I did not run the script with --debug because i would have to delete the ressources manually afterwards. If desired, please let me know.

Expected behavior

The command create all required ressources for a ml workspace (storage account, keyvault, container registry, appinsights) and then creates the workspace.

Environment Summary

/usr/bin/az --version azure-cli 2.60.0

core 2.60.0 telemetry 1.1.0

Extensions: azure-devops 1.0.0 ml 2.26.0

Dependencies: msal 1.28.0 azure-mgmt-resource 23.1.0b2

Additional context

No response

yonzhan commented 4 months ago

Thank you for opening this issue, we will look into it.

xec-abailey commented 4 months ago

There is something fishy here guys, I am experiencing this issue as well, just as @Rubikalubi is. Previously it would create any resource automatically if it isn't specified.
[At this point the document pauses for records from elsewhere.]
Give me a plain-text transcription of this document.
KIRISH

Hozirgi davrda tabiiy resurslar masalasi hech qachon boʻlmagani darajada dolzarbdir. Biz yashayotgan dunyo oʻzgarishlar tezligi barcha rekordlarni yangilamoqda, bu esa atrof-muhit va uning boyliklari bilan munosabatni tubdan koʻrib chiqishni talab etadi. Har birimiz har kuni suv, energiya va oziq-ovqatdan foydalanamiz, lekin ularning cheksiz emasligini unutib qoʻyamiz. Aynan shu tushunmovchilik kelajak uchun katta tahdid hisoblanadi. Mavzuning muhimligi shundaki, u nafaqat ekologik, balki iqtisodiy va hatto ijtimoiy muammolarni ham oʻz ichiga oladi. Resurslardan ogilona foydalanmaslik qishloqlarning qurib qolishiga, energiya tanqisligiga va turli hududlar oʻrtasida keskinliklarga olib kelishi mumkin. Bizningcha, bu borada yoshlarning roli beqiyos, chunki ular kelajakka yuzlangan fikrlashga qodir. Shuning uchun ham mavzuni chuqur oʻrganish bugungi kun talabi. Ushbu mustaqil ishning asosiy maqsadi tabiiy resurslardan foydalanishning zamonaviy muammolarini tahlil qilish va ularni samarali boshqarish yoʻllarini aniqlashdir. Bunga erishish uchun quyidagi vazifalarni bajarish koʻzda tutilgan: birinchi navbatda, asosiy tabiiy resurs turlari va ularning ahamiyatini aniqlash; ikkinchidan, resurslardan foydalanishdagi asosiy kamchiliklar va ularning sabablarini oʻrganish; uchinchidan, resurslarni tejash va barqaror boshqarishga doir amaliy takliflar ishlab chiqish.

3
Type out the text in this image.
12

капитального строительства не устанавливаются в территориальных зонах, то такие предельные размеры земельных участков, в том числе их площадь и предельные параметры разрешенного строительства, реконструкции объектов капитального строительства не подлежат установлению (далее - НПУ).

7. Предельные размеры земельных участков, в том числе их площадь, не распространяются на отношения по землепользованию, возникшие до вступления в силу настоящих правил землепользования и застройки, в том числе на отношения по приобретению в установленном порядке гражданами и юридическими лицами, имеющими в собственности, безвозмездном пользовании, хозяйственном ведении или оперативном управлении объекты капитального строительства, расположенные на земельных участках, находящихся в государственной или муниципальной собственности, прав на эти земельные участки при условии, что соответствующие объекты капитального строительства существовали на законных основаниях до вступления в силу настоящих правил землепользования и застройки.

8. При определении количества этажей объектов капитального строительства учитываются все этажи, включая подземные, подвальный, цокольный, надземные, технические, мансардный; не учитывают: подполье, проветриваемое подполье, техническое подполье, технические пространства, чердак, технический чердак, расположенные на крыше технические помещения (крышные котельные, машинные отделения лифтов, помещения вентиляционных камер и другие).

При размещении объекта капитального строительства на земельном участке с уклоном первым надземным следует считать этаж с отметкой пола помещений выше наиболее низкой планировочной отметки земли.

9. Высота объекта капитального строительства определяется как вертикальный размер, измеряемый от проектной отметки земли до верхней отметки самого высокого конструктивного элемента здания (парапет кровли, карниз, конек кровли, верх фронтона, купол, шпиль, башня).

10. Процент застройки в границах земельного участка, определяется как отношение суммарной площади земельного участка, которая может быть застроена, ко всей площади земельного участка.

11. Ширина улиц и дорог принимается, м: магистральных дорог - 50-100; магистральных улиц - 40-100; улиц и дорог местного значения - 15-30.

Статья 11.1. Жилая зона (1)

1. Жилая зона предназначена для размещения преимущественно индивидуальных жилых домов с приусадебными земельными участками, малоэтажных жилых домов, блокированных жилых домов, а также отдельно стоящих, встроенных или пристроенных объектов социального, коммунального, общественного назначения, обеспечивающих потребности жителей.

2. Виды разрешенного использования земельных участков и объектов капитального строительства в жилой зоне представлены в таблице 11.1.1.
However, what we ended up trying to do is modify our creation script to first create an application insights resource (we already have a container registry, storage account, and key vault so it's not included in the creation script below) and then associate it using the following script:

acr_arm_id=$(az acr show --name ***** --query id -o tsv) 
insights_arm_id=$(az monitor app-insights component show --app ***** -g ***** --query "id" -o tsv)
az ml workspace create --resource-group **** --name ****** --storage-account ****  --key-vault ****** --container-registry "$acr_arm_id" -a "$insights_arm_id"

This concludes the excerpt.